Juvenicide: Reframing the youth violence debate
My latest project seeks to reframe the research and policy debate on ‘youth violence’ and reframe it around the concept of ‘juvenicide’. According to the WHO, youth aged 15-29 represent 40% of global homicide victims. Despite this staggering statistic, young people are still predominantly framed as perpetrators rather than victims of lethal violence. Paralleling the theoretical and legal conceptualisation of femicide, this project seeks to identify patterns of material and symbolic precarization of the youth population across several Latin American cities (San Salvador, Ciudad Juárez, Bogotá, Quibdó, São Paulo, Córdoba), seeking to identify and measure patterns in violence affecting youth, and produce a typology of juvenicide. This project is carried out in connection with the Colectivo Juvenicidio y Resistencias Sociales (JUVIR). It has been awarded funding by the Wenner-Gren Foundation, the Independent Social Research Foundation, and the Swiss Network for International Studies.
Informal housing, migration and criminal gangs
My ongoing project (2023-2025), funded by the Swiss National Science Foundation and hosted at the Geneva Graduate Institute, ethnographically explores the housing experiences of Venezuelan migrants who live in one of the largest self-built informal settlements of Latin America, located in Medellín, Colombia. It explores the housing markets that migrants have access to in order to secure a place to live in this area, examining the emerging roles that criminal gangs play in housing market regulation, as well as the detrimental impact of state-led evictions and demolitions. As part of its action component, the project includes a crowdfunding campaign developed in collaboration with local stakeholders aimed at financing the construction of a a school and community centre.
Youth engagement in Colombia’s drug economy
During my doctoral research (2014-2019) at the University of Oxford, funded by the UK Economic and Social Research Council, I ethnographically explored the lives of a group of adolescents implicated at the low-ends of criminal the criminal apparatus in and around Medellín, Colombia. My research shows that modern Colombian gangs are nothing like the the old-days, family-like protective groups. Rather, they are governed by an exploitative economy whereby low-level adolescents take all of the risk and enjoy none of the gains. I argue that adolescents working at the low-level of these modern gangs live in a condition of 'augmented precarity’, characterised by the compounded precarization of both their labor and their life. This work is forthcoming in an ethnographic monograph for NYU Press (forthcoming 2026).

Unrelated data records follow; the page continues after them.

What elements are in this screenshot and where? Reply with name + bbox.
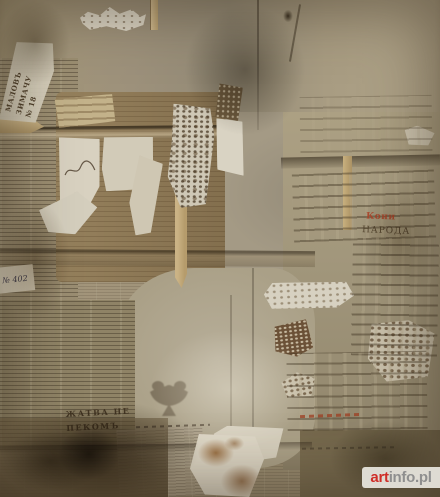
crest-stamp-icon bbox=[144, 374, 194, 418]
crack-line bbox=[252, 268, 254, 443]
manuscript-text-lines bbox=[286, 351, 427, 431]
stained-paper-fragment bbox=[190, 434, 264, 497]
scrap-number-label: № 402 bbox=[0, 264, 35, 294]
wood-stick bbox=[150, 0, 158, 30]
scrap-label-harvest: ЖАТВА НЕ ПЕКОМЪ bbox=[65, 404, 142, 435]
artwork-photo: МАЛОВЪ ЗИМАЧУ № 18 № 402 ЖАТВА НЕ ПЕКОМЪ… bbox=[0, 0, 440, 497]
crack-line bbox=[257, 0, 259, 130]
tear-seam bbox=[0, 249, 315, 267]
red-ink-word: Кони bbox=[366, 211, 396, 222]
manuscript-text-lines bbox=[300, 95, 433, 153]
watermark-brand-red: art bbox=[370, 469, 388, 486]
manuscript-text-lines bbox=[351, 237, 439, 356]
ink-squiggle-icon bbox=[61, 155, 99, 183]
dark-ink-word: НАРОДА bbox=[362, 225, 411, 237]
artinfo-watermark: art info.pl bbox=[362, 467, 440, 488]
watermark-brand-gray: info.pl bbox=[389, 469, 432, 486]
scrap-text-line: № 402 bbox=[2, 273, 28, 285]
crack-line bbox=[230, 295, 232, 440]
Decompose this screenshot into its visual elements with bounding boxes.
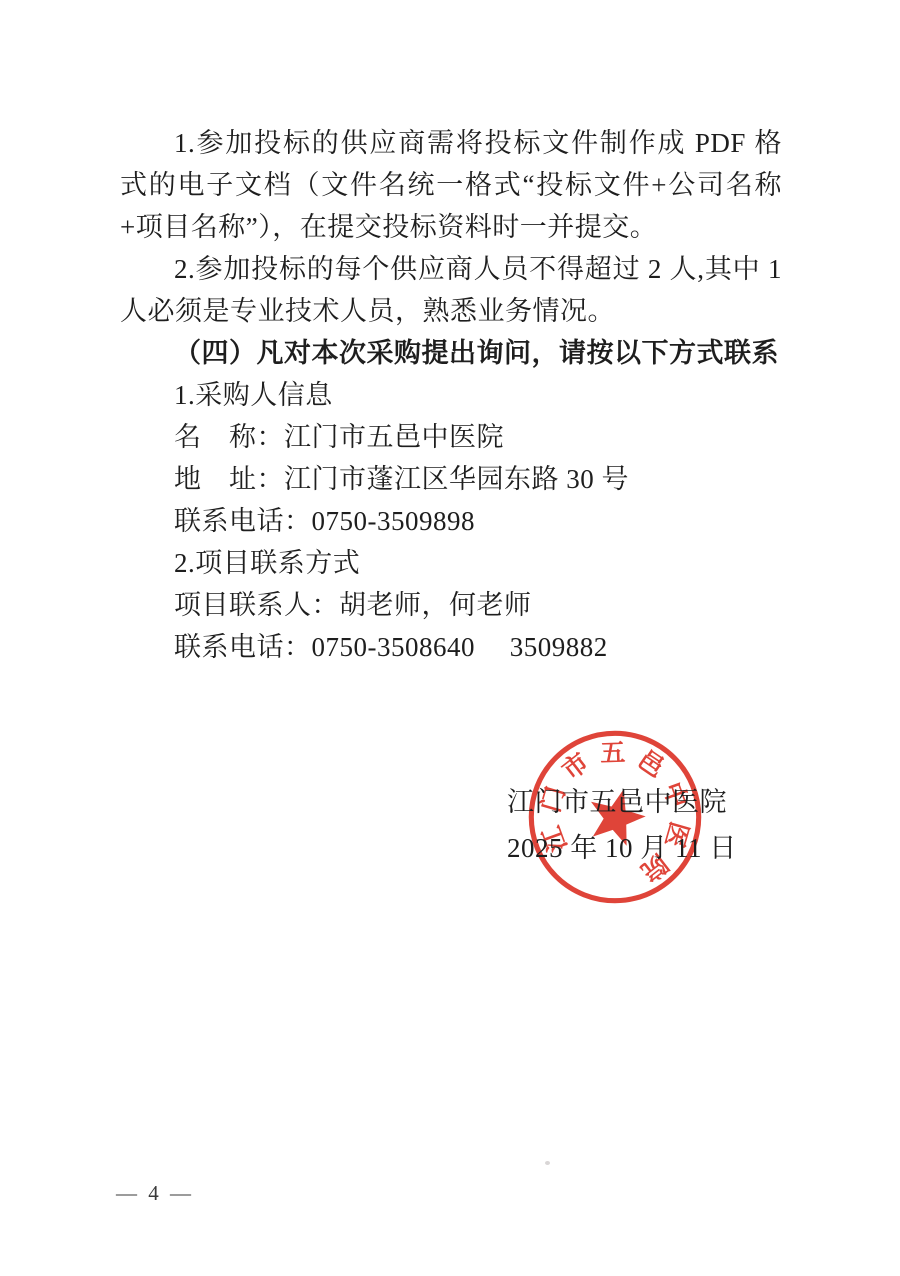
seal-char: 五 [600, 740, 626, 768]
document-body: 1.参加投标的供应商需将投标文件制作成 PDF 格式的电子文档（文件名统一格式“… [120, 122, 782, 668]
purchaser-phone-line: 联系电话：0750-3509898 [120, 500, 782, 542]
signature-organization: 江门市五邑中医院 [507, 779, 737, 825]
paragraph-personnel-limit: 2.参加投标的每个供应商人员不得超过 2 人,其中 1 人必须是专业技术人员，熟… [120, 248, 782, 332]
purchaser-name-line: 名 称：江门市五邑中医院 [120, 416, 782, 458]
project-contact-person-line: 项目联系人：胡老师，何老师 [120, 584, 782, 626]
signature-date: 2025 年 10 月 11 日 [507, 825, 737, 871]
page-number: — 4 — [116, 1181, 194, 1206]
signature-block: 江门市五邑中医院 2025 年 10 月 11 日 [507, 779, 737, 871]
purchaser-address-line: 地 址：江门市蓬江区华园东路 30 号 [120, 458, 782, 500]
paragraph-bid-pdf-format: 1.参加投标的供应商需将投标文件制作成 PDF 格式的电子文档（文件名统一格式“… [120, 122, 782, 248]
paragraph-project-contact-title: 2.项目联系方式 [120, 542, 782, 584]
section-heading-inquiry-contact: （四）凡对本次采购提出询问，请按以下方式联系 [120, 332, 782, 374]
scan-noise-speck [545, 1161, 550, 1165]
paragraph-purchaser-info-title: 1.采购人信息 [120, 374, 782, 416]
project-contact-phone-line: 联系电话：0750-3508640 3509882 [120, 626, 782, 668]
document-page: 1.参加投标的供应商需将投标文件制作成 PDF 格式的电子文档（文件名统一格式“… [0, 0, 900, 1276]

Youth-led activism at the urban margins
Between January and April 2019 I conducted a visual ethnography project on the lives of young people who seek to build urban peace in marginal Medellín neighbourhoods. The project, funded by the Higher Education Innovation Fund and hosted at the University of Oxford, sought to investigate how some youth manage to develop alternatives to criminal engagement, and to showcase their demands for social justice. The project employed a series of creative audiovisual techniques, and resulted in five participatory films co-produced with young people on the ground, which were then used by them as advocacy tools.